As a software engineer, it’s critical for you to realize that there is no such thing as “best X”. Everything is a tool, and whether or not you should use them depends only on what you’re trying to achieve. Even Objective-C still has its uses! (If you want more examples of that, I’ve written a full article about how there is no right or wrong in tech.)
SwiftUI and UIKit do not cancel each other; they are both good and bad in different ways, and whether or not you should pick SwiftUI specifically will depend on the details of what you’re trying to build.
After building a SwiftUI app myself, these are the guidelines that I would personally follow for my next projects:
- Simple UI, Simple Logic: Would make it 100% with SwiftUI.
- Simple UI, Not-so-simple Logic: I’d start with a 100% SwiftUI app, but if it got too tough I’d fall back to using SwiftUI for the UI itself and UIKit for the more complex pieces of logic (via
UIViewRepresentable
). - Not-so-simple UI, Simple Logic: Will greatly depend on what’s being built. I find that more complex pieces of UI can be a lot harder to pull off with SwiftUI when compared to UIKit.
- Not-so-simple UI, Not-so-simple Logic: Probably best to go 100% UIKit to avoid issues in the long run.
What should beginners learn first?
I think the situation right now is very similar to when Swift was released. I started with iOS exactly when that happened, and the way I learned it was by first learning as much I could about Objective-C and then using that knowledge to seamlessly move over to Swift and making that my main tool of choice. As the years went by and everyone migrated to Swift, it became less and less necessary to strictly learn Objective-C to the point where nowadays you can defer learning it until you reach a point where you want/need to expand your knowledge of the platform itself.

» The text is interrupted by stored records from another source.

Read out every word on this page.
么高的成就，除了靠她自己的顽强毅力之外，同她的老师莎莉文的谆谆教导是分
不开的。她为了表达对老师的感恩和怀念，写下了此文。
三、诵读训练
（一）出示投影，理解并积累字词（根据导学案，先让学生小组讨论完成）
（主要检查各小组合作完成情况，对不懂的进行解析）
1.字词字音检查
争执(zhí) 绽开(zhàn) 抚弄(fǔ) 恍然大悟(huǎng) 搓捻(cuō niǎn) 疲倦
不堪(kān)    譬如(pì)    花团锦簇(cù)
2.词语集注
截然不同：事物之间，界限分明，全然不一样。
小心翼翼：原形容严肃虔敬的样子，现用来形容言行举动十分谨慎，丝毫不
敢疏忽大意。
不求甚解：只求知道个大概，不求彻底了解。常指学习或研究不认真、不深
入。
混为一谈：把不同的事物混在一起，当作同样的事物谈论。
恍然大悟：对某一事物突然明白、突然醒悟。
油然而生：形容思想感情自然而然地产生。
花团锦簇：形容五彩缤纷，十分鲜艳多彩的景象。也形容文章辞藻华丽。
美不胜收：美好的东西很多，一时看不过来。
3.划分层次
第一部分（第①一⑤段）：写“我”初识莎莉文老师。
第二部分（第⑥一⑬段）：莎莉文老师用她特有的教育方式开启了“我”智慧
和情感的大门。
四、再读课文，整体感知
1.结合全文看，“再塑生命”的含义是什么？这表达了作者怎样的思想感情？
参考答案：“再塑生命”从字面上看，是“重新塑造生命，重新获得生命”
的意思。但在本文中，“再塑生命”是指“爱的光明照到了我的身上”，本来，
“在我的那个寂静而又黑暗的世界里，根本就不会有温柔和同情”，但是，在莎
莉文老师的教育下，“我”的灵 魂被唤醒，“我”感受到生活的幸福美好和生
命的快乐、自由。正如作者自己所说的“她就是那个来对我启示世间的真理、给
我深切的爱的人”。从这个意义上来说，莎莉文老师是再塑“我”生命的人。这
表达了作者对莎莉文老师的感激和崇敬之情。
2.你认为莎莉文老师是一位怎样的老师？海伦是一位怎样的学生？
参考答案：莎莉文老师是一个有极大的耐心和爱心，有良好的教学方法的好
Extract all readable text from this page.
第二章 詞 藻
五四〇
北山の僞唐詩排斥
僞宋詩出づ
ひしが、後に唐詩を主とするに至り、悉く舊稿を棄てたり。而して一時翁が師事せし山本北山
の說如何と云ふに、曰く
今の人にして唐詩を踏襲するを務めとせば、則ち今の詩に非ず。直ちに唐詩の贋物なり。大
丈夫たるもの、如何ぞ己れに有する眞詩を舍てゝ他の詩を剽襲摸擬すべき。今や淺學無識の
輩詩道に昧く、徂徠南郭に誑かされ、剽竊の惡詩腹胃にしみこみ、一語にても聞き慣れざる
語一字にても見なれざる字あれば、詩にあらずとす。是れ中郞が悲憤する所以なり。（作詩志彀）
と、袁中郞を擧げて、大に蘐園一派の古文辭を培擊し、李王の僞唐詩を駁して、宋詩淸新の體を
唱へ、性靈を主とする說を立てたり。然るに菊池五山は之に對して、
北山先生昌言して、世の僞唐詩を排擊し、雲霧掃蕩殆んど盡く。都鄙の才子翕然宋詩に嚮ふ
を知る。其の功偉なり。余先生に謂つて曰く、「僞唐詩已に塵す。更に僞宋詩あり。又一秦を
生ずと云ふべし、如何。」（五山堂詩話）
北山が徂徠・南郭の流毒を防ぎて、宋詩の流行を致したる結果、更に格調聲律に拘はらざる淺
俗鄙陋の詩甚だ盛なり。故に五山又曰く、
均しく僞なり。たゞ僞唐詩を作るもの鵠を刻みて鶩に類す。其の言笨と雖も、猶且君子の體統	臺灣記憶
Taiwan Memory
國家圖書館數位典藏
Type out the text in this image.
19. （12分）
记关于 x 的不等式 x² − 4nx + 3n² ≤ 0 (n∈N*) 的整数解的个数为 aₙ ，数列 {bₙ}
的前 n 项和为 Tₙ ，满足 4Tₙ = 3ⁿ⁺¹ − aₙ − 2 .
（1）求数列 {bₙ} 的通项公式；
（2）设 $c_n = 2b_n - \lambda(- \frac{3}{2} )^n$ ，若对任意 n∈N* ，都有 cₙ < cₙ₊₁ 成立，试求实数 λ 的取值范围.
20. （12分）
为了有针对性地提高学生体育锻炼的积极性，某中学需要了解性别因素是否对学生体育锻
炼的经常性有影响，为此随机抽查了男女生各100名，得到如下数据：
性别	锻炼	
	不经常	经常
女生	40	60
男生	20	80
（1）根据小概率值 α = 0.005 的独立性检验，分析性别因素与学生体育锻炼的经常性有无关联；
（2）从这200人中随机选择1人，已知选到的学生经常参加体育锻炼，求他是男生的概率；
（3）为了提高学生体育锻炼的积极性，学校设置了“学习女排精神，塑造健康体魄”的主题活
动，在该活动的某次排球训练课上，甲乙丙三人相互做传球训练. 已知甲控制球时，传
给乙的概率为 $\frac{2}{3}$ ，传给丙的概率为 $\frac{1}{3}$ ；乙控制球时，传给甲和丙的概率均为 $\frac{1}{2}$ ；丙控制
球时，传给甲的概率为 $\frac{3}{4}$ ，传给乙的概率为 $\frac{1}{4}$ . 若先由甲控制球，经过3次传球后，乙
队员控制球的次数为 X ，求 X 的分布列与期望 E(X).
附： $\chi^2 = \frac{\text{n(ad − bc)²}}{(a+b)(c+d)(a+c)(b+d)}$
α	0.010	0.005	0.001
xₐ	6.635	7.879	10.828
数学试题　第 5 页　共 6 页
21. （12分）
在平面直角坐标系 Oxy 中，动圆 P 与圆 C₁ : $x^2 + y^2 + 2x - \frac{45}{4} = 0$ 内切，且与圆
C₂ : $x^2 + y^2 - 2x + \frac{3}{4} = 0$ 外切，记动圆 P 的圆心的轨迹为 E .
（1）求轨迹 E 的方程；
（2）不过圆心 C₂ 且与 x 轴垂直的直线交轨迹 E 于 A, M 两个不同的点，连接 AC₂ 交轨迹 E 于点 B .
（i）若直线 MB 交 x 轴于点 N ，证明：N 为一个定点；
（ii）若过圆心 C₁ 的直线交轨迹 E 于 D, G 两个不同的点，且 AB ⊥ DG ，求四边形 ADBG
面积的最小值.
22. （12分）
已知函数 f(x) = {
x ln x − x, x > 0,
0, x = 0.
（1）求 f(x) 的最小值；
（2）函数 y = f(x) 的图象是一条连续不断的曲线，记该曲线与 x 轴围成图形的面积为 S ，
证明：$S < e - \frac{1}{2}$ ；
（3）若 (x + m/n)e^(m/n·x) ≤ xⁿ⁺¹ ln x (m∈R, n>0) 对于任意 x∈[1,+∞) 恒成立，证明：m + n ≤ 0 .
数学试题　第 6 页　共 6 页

This is how I think beginners should approach SwiftUI vs UIKit. While people will always want to learn the shiny new thing, you should always learn both whilst focusing on what the majority of people use right now to maximize your hiring opportunities. I expect that as the years go the majority of UIKit projects will move over to SwiftUI, but it’s still too early to tell if UIKit will completely go away given SwiftUI’s current issues when used in more complicated projects.